Eu convivia a maior parte do tempo com estrangeiros. Trabalhava numa galeria de arte, a Petit Galerie, que era o Montparnasse (bairro da elite intelectual de Paris) de Copacabana. Era na Avenida Atlântica, em frente ao mar. Trabalhei lá por muito tempo, com exposições de pintores célebres. Depois trabalhei com meu pai, quando foi presidente de uma companhia hidrelétrica. Fora disso não trabalhei mais fora, a não ser numa galeria ou outra, coisa rara.
Algum amigo daquele tempo resistiu ao tempo e à distância?
Alguns resistiram, mas o que estou notando é que meu entourage diminuiu muito. As pessoas não estão vivendo muito. Os amigos íntimos que estão vivos ou estão doentes, ou estão de cama, ou não andam mais. Estou muito sozinha nessa parte. Eles foram pessoas muito machucadas. A pessoa com quem convivo mais nos últimos anos é a Luciana (cuidadora).
“Os amigos íntimos que estão vivos ou estão doentes, ou estão de cama, ou não andam mais. Estou muito sozinha nessa parte”
A leitura faz parte da sua vida hoje?
Não mais. O último livro que li com atenção e interesse foi “L’idiot de la famille”, a biografia que o (Jean-Paul) Sartre fez sobre o meu querido (Gustave) Flaubert.
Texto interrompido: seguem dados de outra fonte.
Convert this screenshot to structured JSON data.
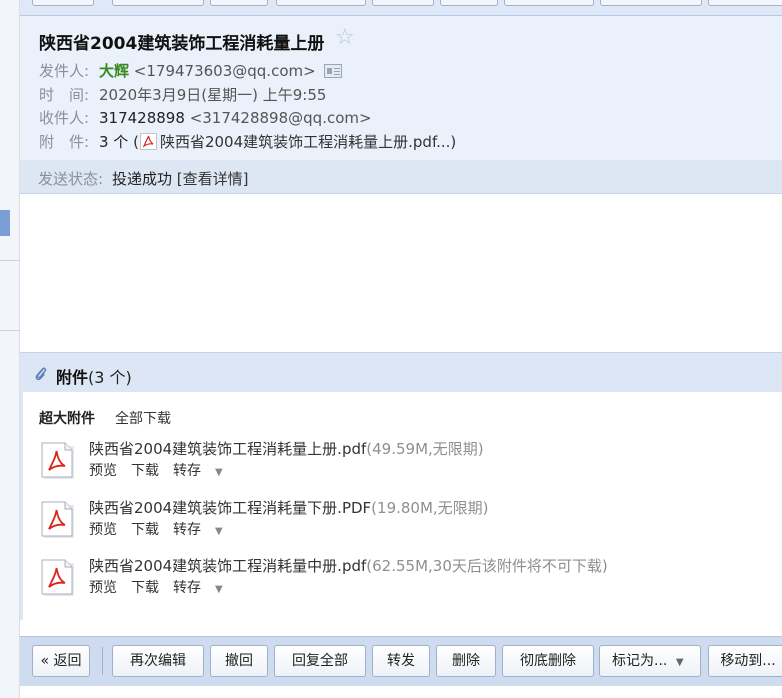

A paixão da minha vida como escritor foi ele. Meu irmão comprou esse livro e me emprestou. Está na minha cabeceira. Fiquei muito interessada com certos aspectos da vida do Flaubert. Sou muito parecida com o Flaubert, viu?!
Seu livro “Batendo pasto” já chama atenção de uma geração mais jovem. Como é ser lida pelos jovens?
Estou adorando. Depois que você fica velho, fica se odiando. É horrível. Ninguém imagina que coisa terrível é a velhice. Nem vale a pena explicar. E estou adorando que os jovens se aproximem de mim e de minhas coisas. Quero que cheguem cada vez mais perto, a um palmo de distância de mim, para a gente poder se entender um pouquinho.
“Estou adorando que os jovens se aproximem de mim e de minhas coisas. Quero que cheguem cada vez mais perto, a um palmo de distância de mim, para a gente poder se entender um pouquinho”
Ainda preserva uma alma jovem?
Muito ranzinza (risos). Mas preservo. Gosto desse lado meu.
E esse livro te cria expectativas quanto aos dias que ainda vão vir?
Se tenho expectativas, finjo que não tenho. Qualquer perspectiva para o futuro é absolutamente um faz de conta, de modo que eu finjo que não estou vivendo essa fase, não. Finjo que está tudo bem, que os dias são eternos, que a pandemia vai sumir e vai voltar tudo a ser como era. Vou tapeando, vou tapeando. Não posso me deixar levar pela vidinha. A vida é madrasta, então, tem que ter cuidado.
LEIA MARIA LÚCIA ALVIM
Coluna
Era uma tarde frese, empelicada.
Eu vinha fria e fétida, mas vinha.
Não tinha resto meu, se tudo eu tinha
Não era nome ou rosto, de onde eu vinha.
Ele me viu da branca paliçada
E veio ao meu encontro, já que eu vinha
Na mesma direção, pois que não tinha
Nenhuma outra saída, de onde eu vinha.
Paramos sobre a ponte. Promulgada
Intimava os atalhos, mais não tinha.
Ele cercava o fogo até o cerne.
E fui ganhando brilho, por um nada.
Sem que nunca soubesse de onde vinha
A ressurgir no tempo em minha carne.